Here's how you'd do something similar in our OrmLite ORM [1]:
public class Person
{
[AutoIncrement]
public int Id { get; set; }
public string? FirstName { get; set; }
[Required]
public string LastName { get; set; }
}
Create Table:
var db = dbFactory.Open(); // Resolve ADO.NET IDbConnection
db.CreateTable<Person>(); // Create RDBMS Table from POCO definition
Execute Query:
// Performs SQL Query on Server that's returned in a List<Person>
var results = db.Select<Person>(x => x.FirstName.StartsWith("A") && x.LastName == "B");
// Use LINQ to further transform an In Memory collection
var to = results.Where(MemoryFilter).OrderBy(MemorySort).ToList();
Everything works off the POCO, no other external tools, manual configuration mapping, or code gen needed.
This would fail at run-time instead of compile-time.
That's why I'd rather see the DB classes auto-generated with a mapper to convert them. Having the "master" be POCOs instead of JSON/XML/YAML/whatever isn't something I'm convinced on in either direction, but imho the in-database classes being not real POCOs is the important part because it reduces the the problem of somebody writing Person.MyMethod() and then blowing up because it's not a SQL function.
How would you perform this regex query with your code generated solution? What would have to be code generated and what would the developer have to write?
As there's a lot more features available in different RDBMS's than what's available in C# expression syntax, you can use SQL Fragments whenever you need to:
Yes, it's a trivial example. I'm not looking to support it, I'm looking to catch it at compile-time.
if "Person.FirstName" is a string, then that encourages users to use string-operations against it, which will fail if this expression is being translated to SQL for executing in the DB.
if "Person.FirstName" is some other type with no meaningful operations supported on it (which will get converted into a string when the query is executed) then it prevents many many classes of logic errors.
Saw EF now supports custom SQL queries, so been considering that once we've moved to MSSQL (old db server isn't supported by EF).

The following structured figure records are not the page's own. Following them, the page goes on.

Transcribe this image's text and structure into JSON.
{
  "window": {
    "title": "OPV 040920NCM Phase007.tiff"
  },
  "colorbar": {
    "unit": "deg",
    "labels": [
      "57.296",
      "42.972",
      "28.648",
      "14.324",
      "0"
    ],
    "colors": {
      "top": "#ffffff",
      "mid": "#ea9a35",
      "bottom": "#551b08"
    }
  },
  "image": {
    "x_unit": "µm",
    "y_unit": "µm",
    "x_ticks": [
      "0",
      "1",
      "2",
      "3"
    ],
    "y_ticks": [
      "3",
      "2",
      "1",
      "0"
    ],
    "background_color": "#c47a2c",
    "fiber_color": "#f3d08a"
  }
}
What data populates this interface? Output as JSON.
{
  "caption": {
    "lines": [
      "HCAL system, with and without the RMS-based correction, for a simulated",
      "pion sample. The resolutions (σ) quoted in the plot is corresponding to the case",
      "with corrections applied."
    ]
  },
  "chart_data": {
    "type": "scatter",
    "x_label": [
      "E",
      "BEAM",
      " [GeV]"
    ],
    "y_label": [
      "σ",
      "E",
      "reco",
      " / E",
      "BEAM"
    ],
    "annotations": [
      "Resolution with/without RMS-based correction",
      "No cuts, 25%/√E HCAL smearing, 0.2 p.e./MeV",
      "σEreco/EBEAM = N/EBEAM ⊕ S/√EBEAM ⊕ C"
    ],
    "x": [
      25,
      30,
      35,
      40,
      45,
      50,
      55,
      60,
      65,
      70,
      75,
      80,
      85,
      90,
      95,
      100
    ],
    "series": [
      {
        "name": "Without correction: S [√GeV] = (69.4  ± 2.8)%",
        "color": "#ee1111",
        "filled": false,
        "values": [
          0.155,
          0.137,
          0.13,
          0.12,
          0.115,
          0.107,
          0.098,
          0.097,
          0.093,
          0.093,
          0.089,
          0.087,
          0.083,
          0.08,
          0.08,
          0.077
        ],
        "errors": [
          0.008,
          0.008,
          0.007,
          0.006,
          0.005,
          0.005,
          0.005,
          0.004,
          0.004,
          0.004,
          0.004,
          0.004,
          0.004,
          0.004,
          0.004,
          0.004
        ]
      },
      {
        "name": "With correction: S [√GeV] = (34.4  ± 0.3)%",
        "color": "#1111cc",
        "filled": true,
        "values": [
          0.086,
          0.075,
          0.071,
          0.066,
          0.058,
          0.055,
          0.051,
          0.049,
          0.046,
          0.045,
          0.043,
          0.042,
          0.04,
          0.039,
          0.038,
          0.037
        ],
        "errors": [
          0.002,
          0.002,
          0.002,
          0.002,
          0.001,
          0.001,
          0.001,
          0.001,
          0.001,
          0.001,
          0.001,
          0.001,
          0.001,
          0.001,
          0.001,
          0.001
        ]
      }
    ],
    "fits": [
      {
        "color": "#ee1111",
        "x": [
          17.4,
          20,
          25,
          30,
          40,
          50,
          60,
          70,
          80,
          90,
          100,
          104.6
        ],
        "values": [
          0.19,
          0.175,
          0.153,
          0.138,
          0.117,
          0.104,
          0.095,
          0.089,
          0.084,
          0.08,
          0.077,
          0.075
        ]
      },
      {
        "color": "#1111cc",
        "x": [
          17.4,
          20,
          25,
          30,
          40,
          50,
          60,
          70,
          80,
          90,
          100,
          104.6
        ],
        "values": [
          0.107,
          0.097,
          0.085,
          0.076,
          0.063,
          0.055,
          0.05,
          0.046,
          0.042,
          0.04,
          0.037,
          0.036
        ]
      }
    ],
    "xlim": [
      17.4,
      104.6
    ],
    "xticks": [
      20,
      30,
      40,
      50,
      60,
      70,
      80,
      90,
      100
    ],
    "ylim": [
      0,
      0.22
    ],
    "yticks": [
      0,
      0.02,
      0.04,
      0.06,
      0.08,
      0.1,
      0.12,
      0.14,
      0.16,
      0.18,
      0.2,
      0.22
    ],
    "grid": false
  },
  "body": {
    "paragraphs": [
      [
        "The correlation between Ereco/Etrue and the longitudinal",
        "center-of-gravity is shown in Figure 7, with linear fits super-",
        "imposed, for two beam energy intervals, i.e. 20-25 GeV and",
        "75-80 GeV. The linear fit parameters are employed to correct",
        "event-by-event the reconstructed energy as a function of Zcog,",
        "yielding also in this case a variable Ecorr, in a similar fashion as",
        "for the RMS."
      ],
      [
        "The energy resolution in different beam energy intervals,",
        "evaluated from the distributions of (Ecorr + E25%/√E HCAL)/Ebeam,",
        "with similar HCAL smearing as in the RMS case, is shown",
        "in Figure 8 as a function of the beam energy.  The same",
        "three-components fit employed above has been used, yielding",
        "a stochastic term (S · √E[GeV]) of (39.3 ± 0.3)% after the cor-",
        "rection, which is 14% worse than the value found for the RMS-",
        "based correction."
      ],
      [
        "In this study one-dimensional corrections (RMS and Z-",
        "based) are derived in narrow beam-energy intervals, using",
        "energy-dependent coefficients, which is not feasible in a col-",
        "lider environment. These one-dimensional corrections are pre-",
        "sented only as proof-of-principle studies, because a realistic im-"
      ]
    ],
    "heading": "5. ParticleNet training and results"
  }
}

We're quite accustomed to writing our own SQL select statements and would like to continue doing that to have known performance, but the update, insert and delete statements are a chore to do manually, especially for once you're 4-5 parent child levels deep.
We're not doing that where we come from. All child tables have the main id so we can load the data for all child rows with just one query per child table, and we load everything at once.
We were planning on sticking with this, it has worked well so far, but good to know to avoid getting tempted by the alternative.